Mon, 10/23/2017 - 06:03
ACE American Insurance agreed to a $9.8 million TCPA class action settlement. ACE allegedly used contact lists provided by two banks which resulted in them calling consumers who were registered on the Do Not Call Registry.
ACE made no admissions of liability or wrongdoing but chose to settle in order to avoid the expense and inconvenience of further litigation.
The lawsuit claims that ACE's telemarketing calls offering hazard insurance were in violation of the TCPA (Telephone Consumer Protection Act) because Mr. Boise had not provided “prior express written consent”. He also claimed to have been registered on the National Do Not Call Registry since 2006. Nationstar Mortgage and BB&T Bank, the two mortgage lenders that provided ACE with their phone lists of mortgage holders, were not named as defendants in this case.
The Settlement Class
The class benefiting from the settlement includes all individuals in the United States who are or were customers of Nationstar Mortgage or BB&T Bank, on or after October 16, 2013 who:
- Received more than one telephone call made by or on behalf of Defendant within a 12-month period; and
- To a telephone number that had been registered with the National Do Not Call Registry for at least 30 days.
The TCPA Class Action Settlement
The court approved payment of $2.9 million in attorney fees which is 30% of the $9.8 million settlement fund. The lead plaintiff, Mr. Boise, will be awarded $10,000. Class members are expected to receive at least $55 each.
Odd Twist - Attorney Fees Challenged
One of the members of the class hired lawyers who formally objected to the request for $2.9 million in attorney fees. The plaintiff’s attorneys were accused of providing a cookie-cutter brief filed by a serial litigator, calling it “generic” and “sloppy”. The class members' lawyers argued that the court should limit the award to an amount between 20% and 25% of the total settlement, which they stated was the more common fee amount requested in TCPA class actions.
The plaintiff’s attorneys defended their position by arguing that a 30% fee is less than a typical contingency fee. They also suggested that if the case had not settled, it could have resulted in $491 million in damages that would have resulted in a $9.76 million fee.
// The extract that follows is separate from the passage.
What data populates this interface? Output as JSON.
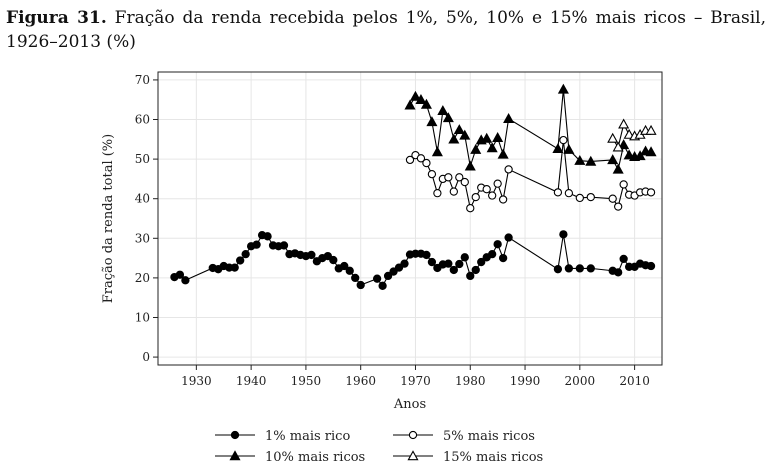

All sides did agree that any unclaimed funds from the settlement should go toward rebuilding the areas damaged by Hurricanes Harvey and Irma.
ACE American believes they were in the right, but chose to settle based upon a financial risk assessment of fighting the battle before a judge and the possibility of losing a great deal more money. This may have been a prudent business decision, but what is the point of such TCPA lawsuits and the regulations that are supposedly being enforced? Do similar lawsuits and the resulting settlements make the lives of consumers better or do they simply enrich a few plaintiffs and their attorneys?
So how can you protect your business against costly TCPA lawsuits?
1. Marketers need to understand the channels on which they are sending telemarketing messages and the laws governing those channels. ACE should have run their entire campaign by a TCPA specialist who could have told them that they needed to scrub against the DNC registry and keep records.
2. Companies must get express written consent, to make telemarketing calls or send promotional text messages. ACE should have obtained prior express written consent before beginning their campaign.
3. Find litigators who may be hiding in your data. Identify known serial TCPA litigators and plaintiffs in your contact lists and weed them out before any inbound or outbound campaign to reduce the risk of being targeted for a TCPA class action lawsuit. If ACE had scrubbed their contact lists for known TCPA litigators, this class-action suit may never have happened at all.
The gap between the use of technology and the law, as well as the confusing language of the TCPA has created a new “lawsuit mill” where serial plaintiffs and litigators are bringing class action and individual lawsuits against marketers of all industries. They may already be hiding in your data. The first (and easiest) line of defense is to identify and remove known TCPA litigators from your contact lists and create each campaign using TCPA compliance best practices.